361 Cranborne to Commonwealth Government
Cablegram 338  LONDON, 24 November 1944, 9.38 p.m.
Reference Commonwealth telegram No. 300, New Zealand No. 299. 
1. We think there has been some misapprehension on this question.
It was in no way our intention to express doubt on the desirability of the conclusion of an employment agreement on the lines agreed on at the meeting of officials in March, 1944.  Our telegram was directed to the practical question of how the conclusion of an employment agreement can best be secured having regard to the need for carrying the United States and other Governments with us. We are still of the opinion that quick progress is most likely if this question is treated as part of the Article VII discussions but that need not preclude a separate conference.
2. Since the Australian and New Zealand Governments, who have taken a leading part in this matter, attach the highest importance to the idea of a conference on this question being called as soon as possible, we will gladly give them our full support. It will evidently be necessary in view of the international Labour Organisation resolution  passed at Philadelphia to associate the governing body of the International Labour Organisation with the proposed, conference, the governing body at their meeting in London in January will, in any case, be considering the action to be taken on the various resolutions adopted at the Philadelphia conference and this matter will certainly come up then.
3. Would the Australian and New Zealand Governments desire us, in the first instance, to sound the United States Government unofficially? If so, we are ready to take an early opportunity to do this. We suggest that, before any document is sent to the Americans, there should be a further exchange of views between us as to the possible scope, objective and agenda of any such conference. We are looking forward to receiving the draft document to which you refer and hope shortly to send you some suggestions which have occurred to us on our side.

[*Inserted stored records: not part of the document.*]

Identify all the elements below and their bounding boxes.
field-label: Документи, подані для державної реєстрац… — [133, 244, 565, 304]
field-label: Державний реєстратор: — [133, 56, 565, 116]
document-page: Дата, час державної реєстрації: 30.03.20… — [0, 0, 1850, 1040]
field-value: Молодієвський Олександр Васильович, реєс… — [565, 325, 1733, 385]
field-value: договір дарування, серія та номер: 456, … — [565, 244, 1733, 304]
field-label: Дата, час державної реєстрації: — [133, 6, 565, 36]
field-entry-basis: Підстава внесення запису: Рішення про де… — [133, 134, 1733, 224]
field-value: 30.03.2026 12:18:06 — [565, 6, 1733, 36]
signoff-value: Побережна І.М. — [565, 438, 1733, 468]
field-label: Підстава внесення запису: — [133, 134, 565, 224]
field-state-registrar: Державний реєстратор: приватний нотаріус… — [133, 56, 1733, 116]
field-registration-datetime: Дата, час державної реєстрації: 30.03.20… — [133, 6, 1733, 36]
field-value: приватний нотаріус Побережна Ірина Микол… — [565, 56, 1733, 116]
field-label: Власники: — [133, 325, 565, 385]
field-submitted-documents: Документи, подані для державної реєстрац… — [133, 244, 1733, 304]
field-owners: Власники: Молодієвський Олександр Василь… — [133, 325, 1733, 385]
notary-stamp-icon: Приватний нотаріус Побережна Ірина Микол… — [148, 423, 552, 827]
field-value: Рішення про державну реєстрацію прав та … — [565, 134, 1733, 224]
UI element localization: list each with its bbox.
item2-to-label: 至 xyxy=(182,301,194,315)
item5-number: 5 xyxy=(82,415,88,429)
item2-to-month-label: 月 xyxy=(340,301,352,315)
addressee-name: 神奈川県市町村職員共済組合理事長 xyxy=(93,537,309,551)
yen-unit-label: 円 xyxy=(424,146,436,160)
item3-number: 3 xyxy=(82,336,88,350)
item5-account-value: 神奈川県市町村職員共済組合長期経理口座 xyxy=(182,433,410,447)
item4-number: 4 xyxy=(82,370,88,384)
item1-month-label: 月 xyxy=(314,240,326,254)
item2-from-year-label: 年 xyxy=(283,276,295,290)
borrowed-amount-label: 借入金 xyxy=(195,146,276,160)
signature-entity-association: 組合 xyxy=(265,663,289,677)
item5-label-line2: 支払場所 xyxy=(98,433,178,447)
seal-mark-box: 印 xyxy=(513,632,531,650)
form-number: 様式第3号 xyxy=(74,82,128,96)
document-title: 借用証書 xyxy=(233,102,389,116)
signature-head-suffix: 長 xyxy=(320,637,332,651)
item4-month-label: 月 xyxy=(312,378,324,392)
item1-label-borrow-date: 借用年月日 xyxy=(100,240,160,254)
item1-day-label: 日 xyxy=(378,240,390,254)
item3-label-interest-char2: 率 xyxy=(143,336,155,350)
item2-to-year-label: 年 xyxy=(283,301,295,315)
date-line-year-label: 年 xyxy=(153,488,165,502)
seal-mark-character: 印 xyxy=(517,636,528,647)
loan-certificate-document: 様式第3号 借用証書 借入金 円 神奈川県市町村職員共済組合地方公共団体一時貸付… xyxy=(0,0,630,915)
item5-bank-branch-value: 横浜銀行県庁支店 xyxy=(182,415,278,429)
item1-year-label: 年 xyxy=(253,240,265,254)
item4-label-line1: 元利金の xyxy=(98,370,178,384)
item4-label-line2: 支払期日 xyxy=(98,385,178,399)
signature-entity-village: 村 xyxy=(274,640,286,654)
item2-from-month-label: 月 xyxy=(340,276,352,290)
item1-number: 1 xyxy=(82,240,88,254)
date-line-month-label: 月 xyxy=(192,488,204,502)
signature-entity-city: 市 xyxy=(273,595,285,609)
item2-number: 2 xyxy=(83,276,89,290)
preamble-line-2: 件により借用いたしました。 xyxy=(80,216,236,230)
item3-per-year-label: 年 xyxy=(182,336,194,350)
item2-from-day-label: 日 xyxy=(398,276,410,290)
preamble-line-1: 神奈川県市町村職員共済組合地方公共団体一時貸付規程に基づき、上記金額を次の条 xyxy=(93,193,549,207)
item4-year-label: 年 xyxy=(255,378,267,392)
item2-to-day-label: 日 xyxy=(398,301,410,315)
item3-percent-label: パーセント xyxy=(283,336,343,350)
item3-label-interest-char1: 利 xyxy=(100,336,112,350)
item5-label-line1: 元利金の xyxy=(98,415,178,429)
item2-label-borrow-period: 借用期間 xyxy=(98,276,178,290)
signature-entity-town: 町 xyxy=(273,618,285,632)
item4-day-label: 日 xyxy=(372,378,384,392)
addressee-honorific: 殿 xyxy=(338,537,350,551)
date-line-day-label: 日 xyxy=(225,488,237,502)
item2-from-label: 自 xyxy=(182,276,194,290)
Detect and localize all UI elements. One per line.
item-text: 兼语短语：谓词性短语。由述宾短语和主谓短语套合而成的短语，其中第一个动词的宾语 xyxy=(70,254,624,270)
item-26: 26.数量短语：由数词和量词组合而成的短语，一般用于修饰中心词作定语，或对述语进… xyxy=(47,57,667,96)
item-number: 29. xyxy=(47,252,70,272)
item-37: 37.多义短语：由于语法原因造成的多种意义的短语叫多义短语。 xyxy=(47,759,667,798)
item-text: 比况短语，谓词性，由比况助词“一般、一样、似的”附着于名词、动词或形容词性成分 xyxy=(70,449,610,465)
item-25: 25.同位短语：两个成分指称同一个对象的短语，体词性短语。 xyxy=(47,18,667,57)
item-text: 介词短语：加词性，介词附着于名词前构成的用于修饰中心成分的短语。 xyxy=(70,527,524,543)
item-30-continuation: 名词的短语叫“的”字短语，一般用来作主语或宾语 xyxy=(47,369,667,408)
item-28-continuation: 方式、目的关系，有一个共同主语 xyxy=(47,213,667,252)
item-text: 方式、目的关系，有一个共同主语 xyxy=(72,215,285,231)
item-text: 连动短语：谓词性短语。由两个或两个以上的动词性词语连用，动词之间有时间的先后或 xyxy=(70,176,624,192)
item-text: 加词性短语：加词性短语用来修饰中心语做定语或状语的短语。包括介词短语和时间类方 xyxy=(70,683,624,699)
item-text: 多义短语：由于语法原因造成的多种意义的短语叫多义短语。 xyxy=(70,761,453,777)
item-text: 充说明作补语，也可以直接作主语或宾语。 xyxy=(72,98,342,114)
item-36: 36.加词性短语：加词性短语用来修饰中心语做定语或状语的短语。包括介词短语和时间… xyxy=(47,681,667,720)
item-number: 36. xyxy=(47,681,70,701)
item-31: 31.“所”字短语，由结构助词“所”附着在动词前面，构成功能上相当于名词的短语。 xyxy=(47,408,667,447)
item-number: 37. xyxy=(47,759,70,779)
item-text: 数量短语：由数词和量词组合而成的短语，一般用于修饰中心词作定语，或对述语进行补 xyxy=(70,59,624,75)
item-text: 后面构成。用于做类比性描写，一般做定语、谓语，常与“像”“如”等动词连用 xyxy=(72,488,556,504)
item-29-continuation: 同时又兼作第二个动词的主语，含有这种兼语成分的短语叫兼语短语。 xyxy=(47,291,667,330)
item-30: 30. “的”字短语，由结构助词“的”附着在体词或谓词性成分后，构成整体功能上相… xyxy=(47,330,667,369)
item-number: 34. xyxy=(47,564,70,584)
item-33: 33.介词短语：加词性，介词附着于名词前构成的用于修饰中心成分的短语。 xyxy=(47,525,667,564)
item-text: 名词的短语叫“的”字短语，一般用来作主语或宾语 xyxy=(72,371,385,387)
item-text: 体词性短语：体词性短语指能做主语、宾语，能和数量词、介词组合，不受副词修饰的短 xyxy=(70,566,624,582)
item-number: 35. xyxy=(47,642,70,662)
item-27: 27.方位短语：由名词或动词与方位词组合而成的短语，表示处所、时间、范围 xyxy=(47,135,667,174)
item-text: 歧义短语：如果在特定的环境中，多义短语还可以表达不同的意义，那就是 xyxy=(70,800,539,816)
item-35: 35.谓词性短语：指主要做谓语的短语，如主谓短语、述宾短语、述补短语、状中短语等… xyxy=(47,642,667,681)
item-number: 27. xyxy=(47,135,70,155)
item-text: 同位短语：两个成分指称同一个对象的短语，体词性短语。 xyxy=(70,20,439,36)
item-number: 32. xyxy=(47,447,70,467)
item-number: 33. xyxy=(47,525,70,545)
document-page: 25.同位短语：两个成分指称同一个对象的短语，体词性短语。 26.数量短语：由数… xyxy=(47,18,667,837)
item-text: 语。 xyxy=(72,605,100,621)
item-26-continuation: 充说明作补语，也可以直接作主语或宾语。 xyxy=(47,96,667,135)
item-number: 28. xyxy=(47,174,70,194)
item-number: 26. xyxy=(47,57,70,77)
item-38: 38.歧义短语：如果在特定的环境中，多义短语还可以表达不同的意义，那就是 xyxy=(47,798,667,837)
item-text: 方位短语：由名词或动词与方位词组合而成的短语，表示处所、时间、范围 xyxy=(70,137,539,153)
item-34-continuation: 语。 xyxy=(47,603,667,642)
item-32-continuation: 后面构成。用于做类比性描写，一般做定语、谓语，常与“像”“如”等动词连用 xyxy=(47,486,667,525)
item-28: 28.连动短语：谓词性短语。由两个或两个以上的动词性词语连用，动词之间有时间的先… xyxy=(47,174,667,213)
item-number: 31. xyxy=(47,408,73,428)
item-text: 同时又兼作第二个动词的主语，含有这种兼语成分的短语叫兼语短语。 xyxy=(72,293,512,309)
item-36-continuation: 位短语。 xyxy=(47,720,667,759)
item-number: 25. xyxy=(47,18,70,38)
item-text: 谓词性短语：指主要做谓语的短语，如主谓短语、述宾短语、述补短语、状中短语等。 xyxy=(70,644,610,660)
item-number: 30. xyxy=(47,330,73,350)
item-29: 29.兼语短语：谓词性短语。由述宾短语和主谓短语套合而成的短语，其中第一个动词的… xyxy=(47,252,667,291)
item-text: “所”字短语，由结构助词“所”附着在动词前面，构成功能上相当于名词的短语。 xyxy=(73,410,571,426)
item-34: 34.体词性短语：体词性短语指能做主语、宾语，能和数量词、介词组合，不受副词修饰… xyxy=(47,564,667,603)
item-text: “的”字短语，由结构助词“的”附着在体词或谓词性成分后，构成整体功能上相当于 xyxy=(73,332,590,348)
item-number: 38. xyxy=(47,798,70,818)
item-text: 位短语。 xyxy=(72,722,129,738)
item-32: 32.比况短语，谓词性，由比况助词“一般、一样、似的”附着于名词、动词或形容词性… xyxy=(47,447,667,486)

4. There remains, of course, the question of consultation with other Commonwealth and Empire Governments. While the subject was carried to a certain stage in the talks between Commonwealth officials in London in March last, it would, in our view be desirable if possible that a further similar meeting on the official level should take place before the International conference is arranged in order to clarify more precisely the scope and objectives of the conference. This need not, of course, delay the preliminary soundings of the United States Government suggested in paragraph 3 above. We should be glad to have your views as to this. In the meantime, we are deferring communicating with Canada and South Africa.